How do you feel about, so there are names that are on this document, right? There's this And some of us in this room have received our own. But the dimension I wonder about is our connection to each other in the names that are not on the document. And I wonder what you think about that. Yeah. Here's what I think about it. I think that in a sense you're raising the matter of Sangha. And that while the Kechamiyaku emphasizes a succession, part of the simultaneity that I was referring to before really extends

[32:59]

horizontally in any case, so that the awakening, the various processes that individuals on the paper experience are also connected to the processes and awakenings that are occurring all around them. So any one person represented on the on the paper with a name and a red line running through his or her name, actually also represents branches, branch streams, if you will, that go out towards you if you're holding the paper, and behind the paper, and all around. You know, one can delusively believe that having your name on the paper and somebody else not having their name on the paper is exclusionary.

[34:10]

But I think I would prefer to think of it another way, which is that those names are, that they stand for something, and they stand actually for a succession of sanghas, brothers and sisters who've practiced together throughout history. As you're describing that, initially I thought circuit, okay, printed circuit board, it looks a little bit like that, it's kind of serpentine and all that, but from this just last, what emerged was the whole blood circuitry of a living body. Yeah. blood is flowing outward from the heart and to every cell in the whole body and then back in a complete closed circuit and all the branches are needed to reach every cell in the body but what you are holding is a little sort of like a road map that's connecting you to the circuit with the understanding that every name is a branch point

[35:31]

that's going out to all the other, in all the three directions, past, present and future. It's wonderful, thank you so much. Certainly. And the holograph introduces the notion that like it in a body, that the whole thing can be reproduced from any part of it.
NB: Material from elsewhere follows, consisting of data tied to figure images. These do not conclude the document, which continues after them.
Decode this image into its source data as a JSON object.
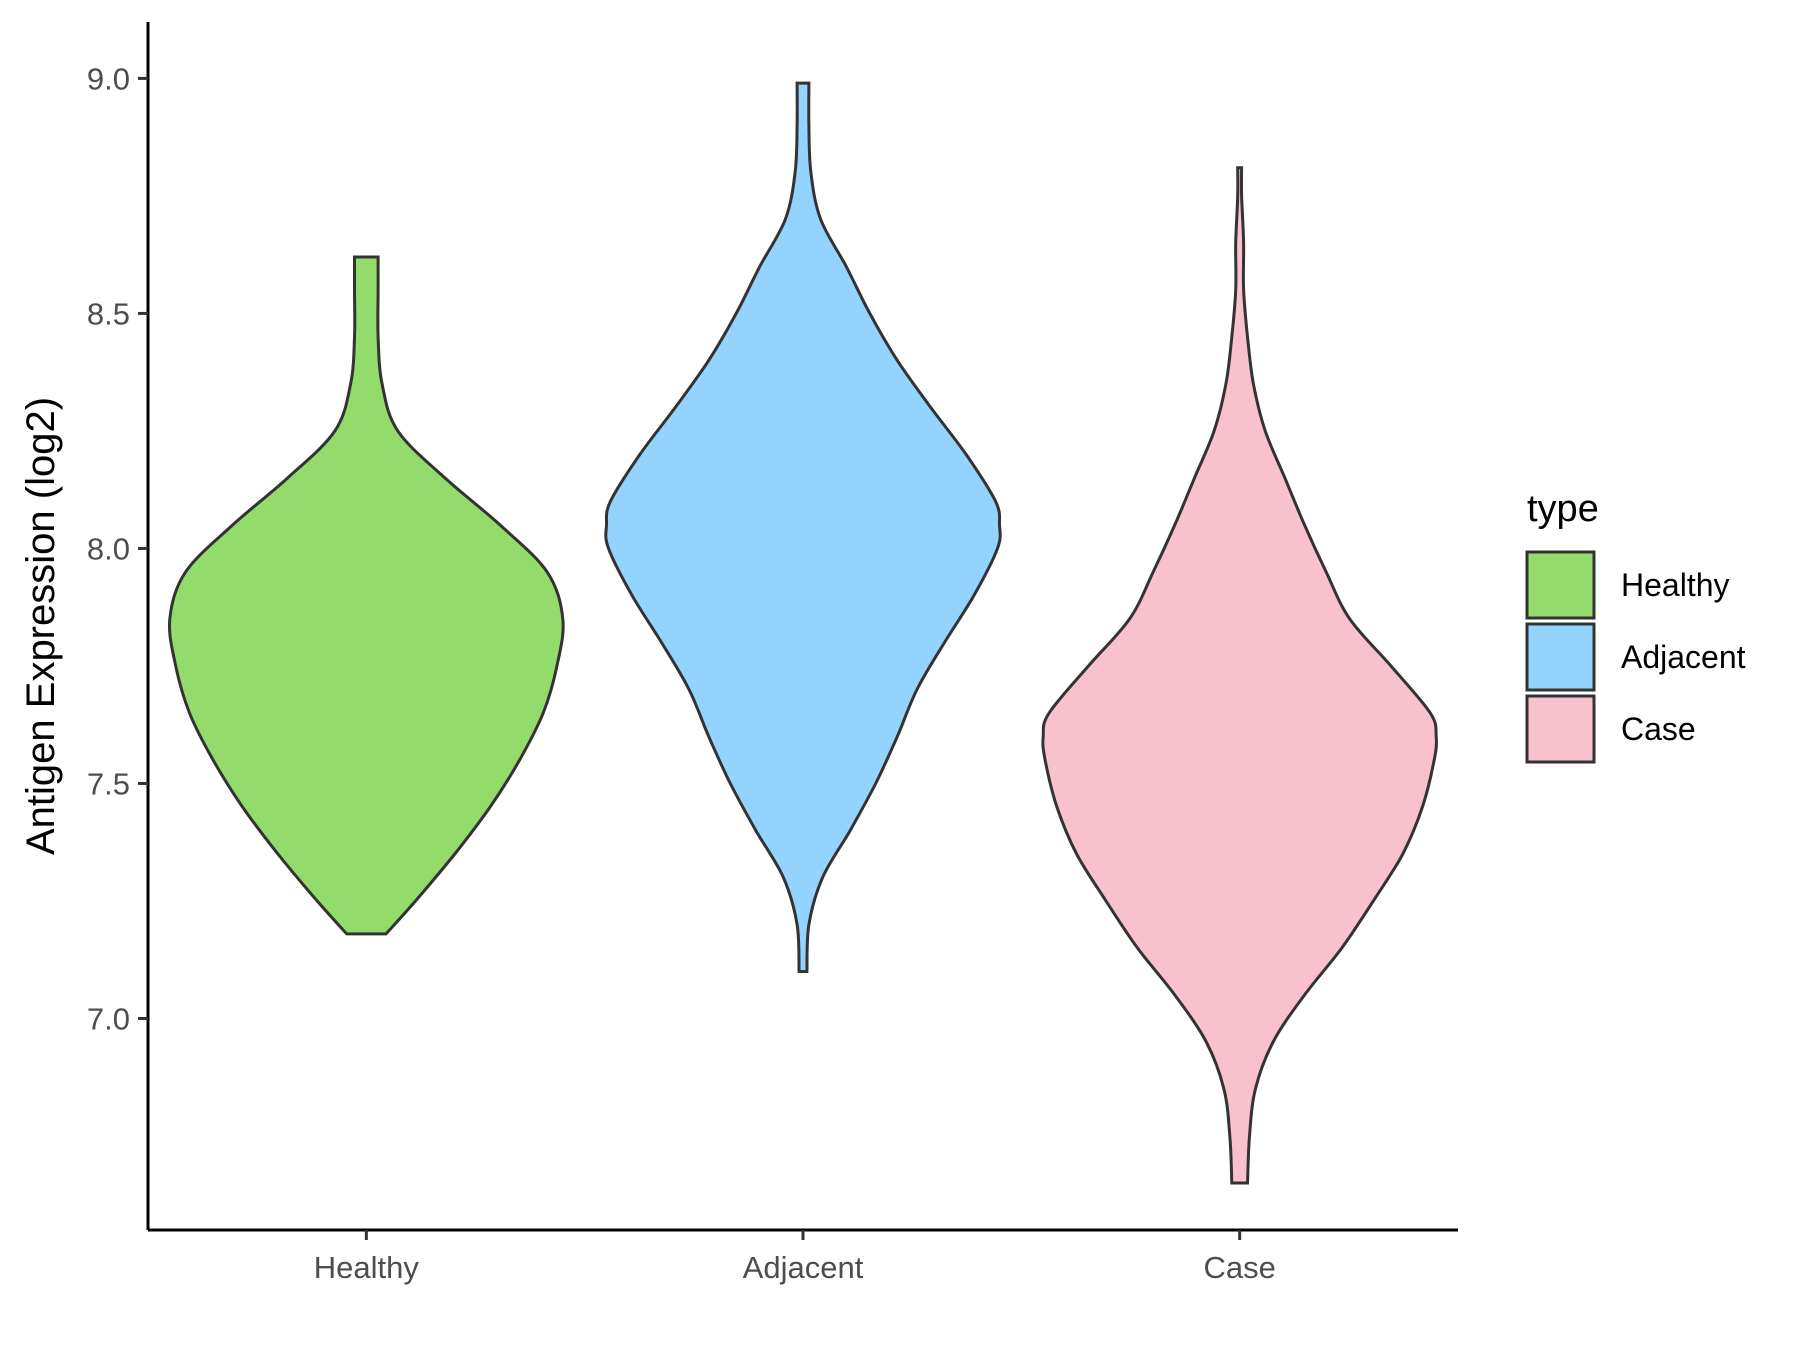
{
  "chart_data": {
    "type": "violin",
    "title": "",
    "xlabel": "",
    "ylabel": "Antigen Expression (log2)",
    "ylim": [
      6.55,
      9.12
    ],
    "yticks": [
      7.0,
      7.5,
      8.0,
      8.5,
      9.0
    ],
    "ytick_labels": [
      "7.0",
      "7.5",
      "8.0",
      "8.5",
      "9.0"
    ],
    "categories": [
      "Healthy",
      "Adjacent",
      "Case"
    ],
    "grid": false,
    "legend": {
      "title": "type",
      "placement": "right",
      "entries": [
        "Healthy",
        "Adjacent",
        "Case"
      ]
    },
    "series": [
      {
        "category": "Healthy",
        "color": "#93dc6b",
        "min": 7.18,
        "max": 8.62,
        "density": [
          [
            7.18,
            0.1
          ],
          [
            7.25,
            0.25
          ],
          [
            7.35,
            0.45
          ],
          [
            7.45,
            0.63
          ],
          [
            7.55,
            0.78
          ],
          [
            7.65,
            0.9
          ],
          [
            7.75,
            0.97
          ],
          [
            7.85,
            1.0
          ],
          [
            7.95,
            0.92
          ],
          [
            8.05,
            0.68
          ],
          [
            8.15,
            0.4
          ],
          [
            8.25,
            0.16
          ],
          [
            8.35,
            0.08
          ],
          [
            8.45,
            0.06
          ],
          [
            8.55,
            0.06
          ],
          [
            8.62,
            0.06
          ]
        ]
      },
      {
        "category": "Adjacent",
        "color": "#93d3fe",
        "min": 7.1,
        "max": 8.99,
        "density": [
          [
            7.1,
            0.02
          ],
          [
            7.2,
            0.03
          ],
          [
            7.3,
            0.1
          ],
          [
            7.4,
            0.24
          ],
          [
            7.5,
            0.37
          ],
          [
            7.6,
            0.48
          ],
          [
            7.7,
            0.58
          ],
          [
            7.8,
            0.72
          ],
          [
            7.9,
            0.87
          ],
          [
            8.0,
            0.99
          ],
          [
            8.05,
            1.0
          ],
          [
            8.1,
            0.98
          ],
          [
            8.2,
            0.83
          ],
          [
            8.3,
            0.65
          ],
          [
            8.4,
            0.48
          ],
          [
            8.5,
            0.34
          ],
          [
            8.6,
            0.22
          ],
          [
            8.7,
            0.09
          ],
          [
            8.8,
            0.04
          ],
          [
            8.9,
            0.03
          ],
          [
            8.99,
            0.03
          ]
        ]
      },
      {
        "category": "Case",
        "color": "#f8c1cd",
        "min": 6.65,
        "max": 8.81,
        "density": [
          [
            6.65,
            0.04
          ],
          [
            6.75,
            0.05
          ],
          [
            6.85,
            0.08
          ],
          [
            6.95,
            0.17
          ],
          [
            7.05,
            0.33
          ],
          [
            7.15,
            0.52
          ],
          [
            7.25,
            0.68
          ],
          [
            7.35,
            0.83
          ],
          [
            7.45,
            0.93
          ],
          [
            7.55,
            0.99
          ],
          [
            7.6,
            1.0
          ],
          [
            7.65,
            0.97
          ],
          [
            7.75,
            0.77
          ],
          [
            7.85,
            0.56
          ],
          [
            7.95,
            0.44
          ],
          [
            8.05,
            0.33
          ],
          [
            8.15,
            0.23
          ],
          [
            8.25,
            0.13
          ],
          [
            8.35,
            0.07
          ],
          [
            8.45,
            0.04
          ],
          [
            8.55,
            0.02
          ],
          [
            8.65,
            0.02
          ],
          [
            8.75,
            0.01
          ],
          [
            8.81,
            0.01
          ]
        ]
      }
    ]
  }
}
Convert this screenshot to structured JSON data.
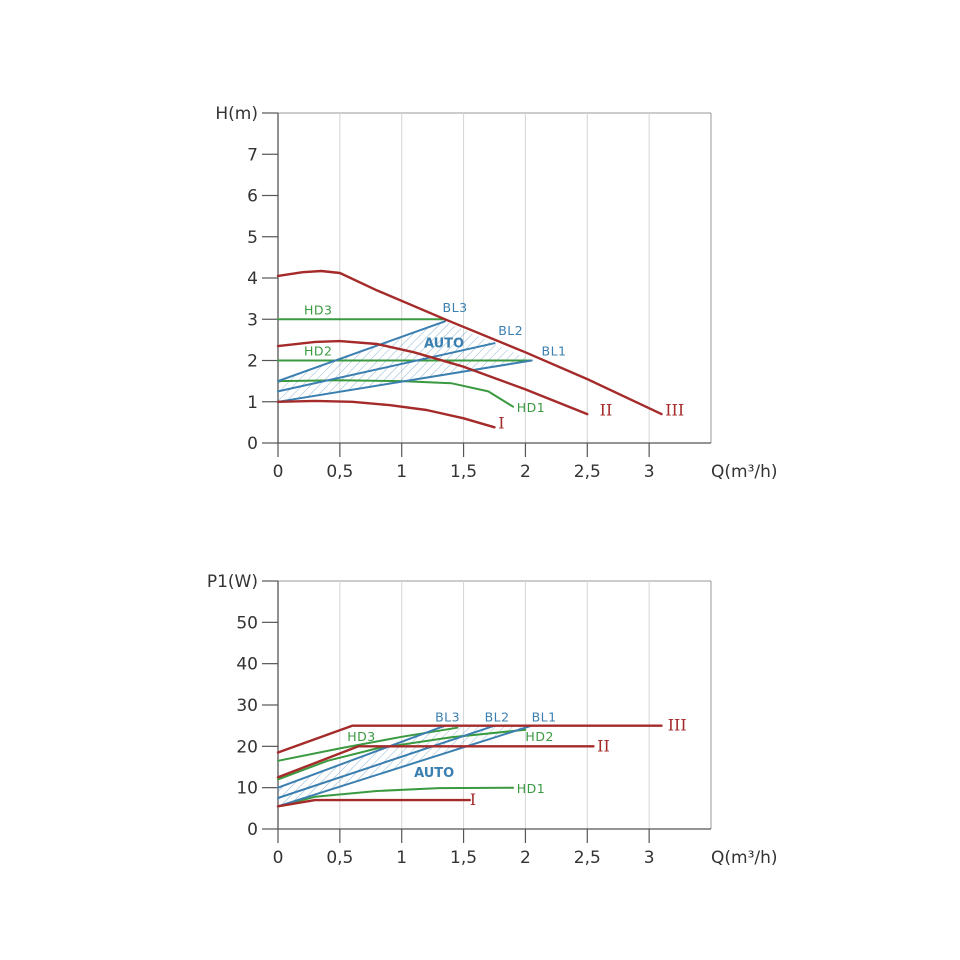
{
  "colors": {
    "red": "#a52a2a",
    "green": "#3a9a40",
    "blue": "#3b7fb0",
    "axis": "#555555",
    "frame": "#999999",
    "text": "#333333"
  },
  "chart_data": [
    {
      "type": "line",
      "ylabel": "H(m)",
      "xlabel": "Q(m³/h)",
      "xlim": [
        0,
        3.5
      ],
      "ylim": [
        0,
        8
      ],
      "xticks": [
        0,
        0.5,
        1,
        1.5,
        2,
        2.5,
        3
      ],
      "xtick_labels": [
        "0",
        "0,5",
        "1",
        "1,5",
        "2",
        "2,5",
        "3"
      ],
      "yticks": [
        0,
        1,
        2,
        3,
        4,
        5,
        6,
        7
      ],
      "ytick_labels": [
        "0",
        "1",
        "2",
        "3",
        "4",
        "5",
        "6",
        "7"
      ],
      "grid": "vertical",
      "series": [
        {
          "name": "I",
          "color": "red",
          "label_at": [
            1.78,
            0.35
          ],
          "points": [
            [
              0,
              1.0
            ],
            [
              0.3,
              1.02
            ],
            [
              0.6,
              1.0
            ],
            [
              0.9,
              0.92
            ],
            [
              1.2,
              0.8
            ],
            [
              1.5,
              0.6
            ],
            [
              1.75,
              0.38
            ]
          ]
        },
        {
          "name": "II",
          "color": "red",
          "label_at": [
            2.6,
            0.67
          ],
          "points": [
            [
              0,
              2.35
            ],
            [
              0.3,
              2.45
            ],
            [
              0.5,
              2.47
            ],
            [
              0.8,
              2.4
            ],
            [
              1.1,
              2.2
            ],
            [
              1.5,
              1.85
            ],
            [
              2.0,
              1.3
            ],
            [
              2.5,
              0.7
            ]
          ]
        },
        {
          "name": "III",
          "color": "red",
          "label_at": [
            3.13,
            0.67
          ],
          "points": [
            [
              0,
              4.05
            ],
            [
              0.2,
              4.14
            ],
            [
              0.35,
              4.17
            ],
            [
              0.5,
              4.12
            ],
            [
              0.8,
              3.7
            ],
            [
              1.35,
              3.0
            ],
            [
              2.0,
              2.2
            ],
            [
              2.5,
              1.55
            ],
            [
              3.1,
              0.7
            ]
          ]
        },
        {
          "name": "HD1",
          "color": "green",
          "label_at": [
            1.93,
            0.75
          ],
          "points": [
            [
              0,
              1.5
            ],
            [
              0.5,
              1.52
            ],
            [
              1.0,
              1.5
            ],
            [
              1.4,
              1.45
            ],
            [
              1.7,
              1.25
            ],
            [
              1.9,
              0.88
            ]
          ]
        },
        {
          "name": "HD2",
          "color": "green",
          "label_at": [
            0.21,
            2.12
          ],
          "points": [
            [
              0,
              2.0
            ],
            [
              2.05,
              2.0
            ]
          ]
        },
        {
          "name": "HD3",
          "color": "green",
          "label_at": [
            0.21,
            3.12
          ],
          "points": [
            [
              0,
              3.0
            ],
            [
              1.35,
              3.0
            ]
          ]
        },
        {
          "name": "BL1",
          "color": "blue",
          "label_at": [
            2.13,
            2.12
          ],
          "points": [
            [
              0,
              1.0
            ],
            [
              2.05,
              2.0
            ]
          ]
        },
        {
          "name": "BL2",
          "color": "blue",
          "label_at": [
            1.78,
            2.62
          ],
          "points": [
            [
              0,
              1.25
            ],
            [
              1.75,
              2.42
            ]
          ]
        },
        {
          "name": "BL3",
          "color": "blue",
          "label_at": [
            1.33,
            3.17
          ],
          "points": [
            [
              0,
              1.5
            ],
            [
              1.35,
              2.95
            ]
          ]
        }
      ],
      "auto_region": {
        "label": "AUTO",
        "label_at": [
          1.18,
          2.32
        ],
        "color": "blue",
        "bounds": [
          [
            0,
            1.0
          ],
          [
            2.05,
            2.0
          ],
          [
            1.35,
            2.95
          ],
          [
            0,
            1.5
          ]
        ]
      }
    },
    {
      "type": "line",
      "ylabel": "P1(W)",
      "xlabel": "Q(m³/h)",
      "xlim": [
        0,
        3.5
      ],
      "ylim": [
        0,
        60
      ],
      "xticks": [
        0,
        0.5,
        1,
        1.5,
        2,
        2.5,
        3
      ],
      "xtick_labels": [
        "0",
        "0,5",
        "1",
        "1,5",
        "2",
        "2,5",
        "3"
      ],
      "yticks": [
        0,
        10,
        20,
        30,
        40,
        50
      ],
      "ytick_labels": [
        "0",
        "10",
        "20",
        "30",
        "40",
        "50"
      ],
      "grid": "vertical",
      "series": [
        {
          "name": "I",
          "color": "red",
          "label_at": [
            1.55,
            5.8
          ],
          "points": [
            [
              0,
              5.5
            ],
            [
              0.3,
              7.0
            ],
            [
              0.6,
              7.0
            ],
            [
              1.55,
              7.0
            ]
          ]
        },
        {
          "name": "II",
          "color": "red",
          "label_at": [
            2.58,
            18.8
          ],
          "points": [
            [
              0,
              12.5
            ],
            [
              0.65,
              20.0
            ],
            [
              2.55,
              20.0
            ]
          ]
        },
        {
          "name": "III",
          "color": "red",
          "label_at": [
            3.15,
            23.8
          ],
          "points": [
            [
              0,
              18.5
            ],
            [
              0.6,
              25.0
            ],
            [
              3.1,
              25.0
            ]
          ]
        },
        {
          "name": "HD1",
          "color": "green",
          "label_at": [
            1.93,
            8.7
          ],
          "points": [
            [
              0,
              5.5
            ],
            [
              0.3,
              7.8
            ],
            [
              0.8,
              9.2
            ],
            [
              1.3,
              9.9
            ],
            [
              1.9,
              10.0
            ]
          ]
        },
        {
          "name": "HD2",
          "color": "green",
          "label_at": [
            2.0,
            21.3
          ],
          "points": [
            [
              0,
              12.0
            ],
            [
              0.4,
              16.5
            ],
            [
              0.8,
              19.5
            ],
            [
              1.4,
              22.2
            ],
            [
              2.0,
              24.0
            ]
          ]
        },
        {
          "name": "HD3",
          "color": "green",
          "label_at": [
            0.56,
            21.3
          ],
          "points": [
            [
              0,
              16.5
            ],
            [
              0.5,
              19.5
            ],
            [
              1.0,
              22.3
            ],
            [
              1.45,
              24.5
            ]
          ]
        },
        {
          "name": "BL1",
          "color": "blue",
          "label_at": [
            2.05,
            26.0
          ],
          "points": [
            [
              0,
              5.5
            ],
            [
              2.05,
              25.0
            ]
          ]
        },
        {
          "name": "BL2",
          "color": "blue",
          "label_at": [
            1.67,
            26.0
          ],
          "points": [
            [
              0,
              7.5
            ],
            [
              1.75,
              25.0
            ]
          ]
        },
        {
          "name": "BL3",
          "color": "blue",
          "label_at": [
            1.27,
            26.0
          ],
          "points": [
            [
              0,
              10.0
            ],
            [
              1.35,
              25.0
            ]
          ]
        }
      ],
      "auto_region": {
        "label": "AUTO",
        "label_at": [
          1.1,
          12.6
        ],
        "color": "blue",
        "bounds": [
          [
            0,
            5.5
          ],
          [
            2.05,
            25.0
          ],
          [
            1.35,
            25.0
          ],
          [
            0,
            10.0
          ]
        ]
      }
    }
  ]
}
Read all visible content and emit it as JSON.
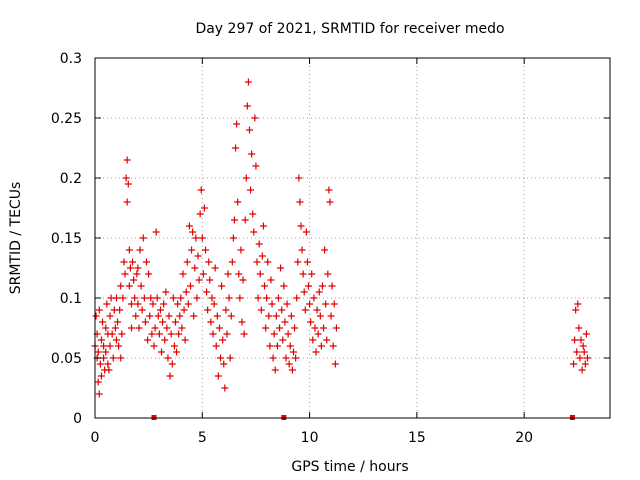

Yes, Sue. Thank you for the inclusiveness of your approach to this. And it makes me also want to ask you, you know, there's been changes happening about the management of women ancestors. Is that affecting the, is that incorporated in any way into your coming ceremony? Well, of course, I'm going to be engaged cheek-by-jowl with a woman, also receiving transmission.

[36:37]

But I think your question is, are the women ancestors represented explicitly in the Kechi Miyaku paper? Or an alternate paper, right. I'm not aware of that. I remember Many years ago, though, somehow I had this same thought. I think I was thinking of various teachers who've influenced me directly and indirectly, meaning the ones I know, whose names I know. And I made a, I think I took an Excel spreadsheet and just scattered names all over it. including all the ones sort of officially in our lineage, but people that aren't. And it was quite an enjoyable undertaking, and I'm not making any predictions, but I wouldn't be surprised if that's the direction in the future.

[37:49]

Yes? for people who haven't seen it, it's worth saying that this red line vein goes from the beginning down through your name and up again. And up again, yes. As a continuation and visualization of that circle. Yes. I just wanted to say that. There were people who had lay ordination and priest ordination and so forth, and their names are at the bottom of the succession. And then it goes back up through Shakyamuni, and everybody's standing in everybody else's head. That's two circles, not just one. And there's a circle at the top, which is called emptiness, from which everyone emerges.

[38:52]

But I just want to say, And Chino sensei, Chino Kobayashi once said about this inclusion, he said, everyone who has not yet chosen You're in this club whether you want to be or not. It's time to end, no? Is that right? That's what it says for me to hold the striker up. And you're holding up the striker, so that's the end. Thank you. Thank you very much.